Biking A Route To Safety
Hanover Group Serves Cyclists
Hanover — Wintertime may mean fewer bicycle riders on Hanover roadways, but it won’t stop a group of dedicated volunteers from protecting cylists’ best interests.
The 14-member Hanover Bicycle and Pedestrian Committee meets monthly at Howe Library, its wheels geared toward making Hanover safe and accessible for those cycling or walking through town.
Using standards compiled by the national nonprofit League of American Bicyclists, HBPC works with the Selectboard and police department while attempting to increase bicycle safety awareness and lobby for infrastructure improvements with cyclists in mind.
LAB standards include bike routes that are at least five feet wide (10 feet for two-way routes) and paths separated from roadways and routes leading to public institutions such as schools. The organization issues ratings for approved towns and cities, with rankings gold, platinum or diamond based on their amenities and services.
While most highly rated municipalities are more highly populated, Hanover’s bike committee doesn’t see why the town can’t achieve similar standards.
“Hanover and the Upper Valley is a world-class area in terms of recreation opportunities, education and medicine, just like a lot of the towns and cities on the list,” said Kelley Dole, who joined the group last summer after she was struck by a vehicle in Norwich while she was cycling. “Look at a place like Boulder, Colorado. It’s a college town with four seasons, just like Hanover. Boulder has a platinum ranking. I had the opportunity to ride there last year and you could just feel how safe it is to ride there. If it were like that here, there would be many more people getting from point ‘A’ to point ‘B’ on bikes.”
Originally formed in the late 1990s, the committee withstood a period of relative dormancy through much of the 2000s before becoming active again about three years ago.
One of the first success stories of the reinvigorated group’s efforts including the posting of a signed bike route downtown, extending from the Ledyard Bridge to the Co-op Food Store at the corner of Lebanon Street and Park Street. Another recent improvement is painted markings in front of the high school, known as “sharrows,” indicating to motorists that cyclists have the right of way. In New Hampshire, motorists must give cyclists three feet of clearance when passing with a speed up to 30 mph, and an additional foot for every 5 mph above 30.

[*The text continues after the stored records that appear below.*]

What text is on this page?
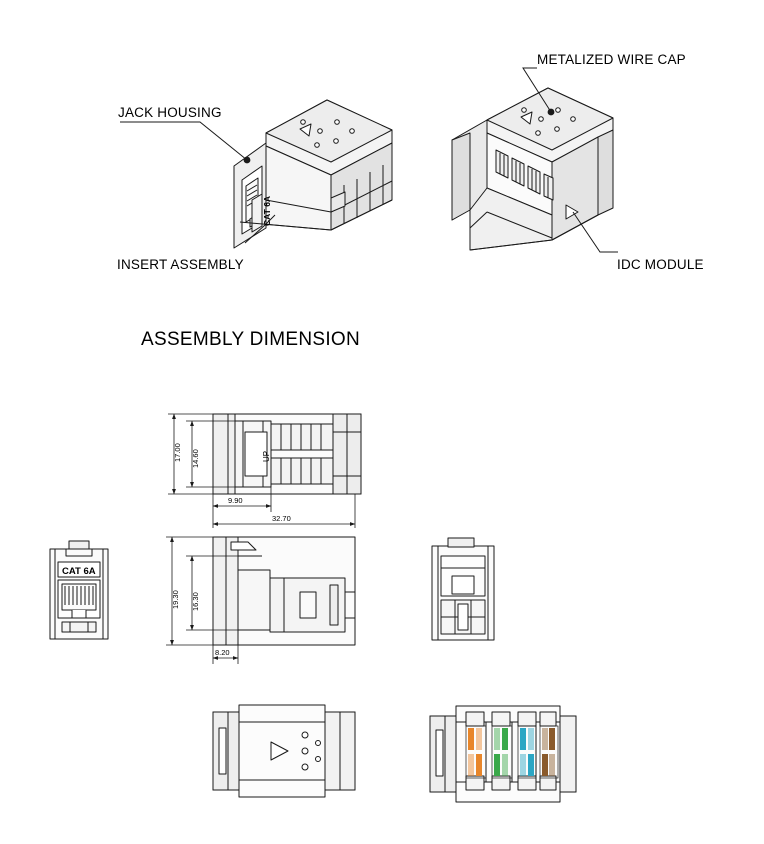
JACK HOUSING
INSERT ASSEMBLY
METALIZED WIRE CAP
IDC MODULE
ASSEMBLY DIMENSION
17.00 14.60
9.90
32.70
19.30 16.30
8.20
CAT 6A
UP
CAT 6A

“Sharrows are used when the road isn’t wide enough to have five-foot bike paths on either side of the road,” HBPC member Tim Cox said. “That was the case on Lebanon Street, particularly in front of the high school.”
Last spring, the committee experienced what it considered a “landmark achievement” when construction to improve Park Street included widening to accommodate 5-foot bike paths on either side.
“We lobbied hard for that, and to me it showed that we’d gained a lot of credibility with the Selectboard,” Cox said. “We’d collaborated with them on enough small projects and they saw that what we’re doing has real benefits in the community and serves the interests of a lot of people.”
The Park Street project slightly narrowed the vehicle travel lanes, a measure Cox thinks helps drive motorists to reduce speed, especially when cyclists are present.
“When you have wider lanes for bikes and more narrow lanes for cars, it might seem like it would make things tighter, but it actually benefits the rider and makes it more safe,” he said. “When you narrow the travel lane for cars, (drivers) instinctively go slower.”
League of American Bicyclist standards also urge municipalities to provide covered parking where cyclists can leave bikes. Three such areas exist in Hanover, Cox said: under Dartmouth College’s Hood Museum of Art and Life Science Building, as well as beneath the town parking garage. “It definitely helps (promote) using a bike to get to work, for example, if you can leave it covered up during the day,” Cox said.
Eventually, the group would like to see a marked, regulation-sized bike path on Route 120 leading to Dartmouth Hitchcock Medical Center, a project the committee is calling its “big idea.” One road block for the ambition is that Route 120 south of Greensboro Road is maintained by the New Hampshire Department of Transportation, rather than the town of Hanover.
“What is called our urban compact ends at Greensboro Road, and the NHDOT doesn’t have funding right now for projects like that,” said Cox. “But we would like to see Route 120 become more bike friendly, because it’s a major corridor in and out of Hanover. Right now, I don’t think there are many parents who would want their kids riding on that road.”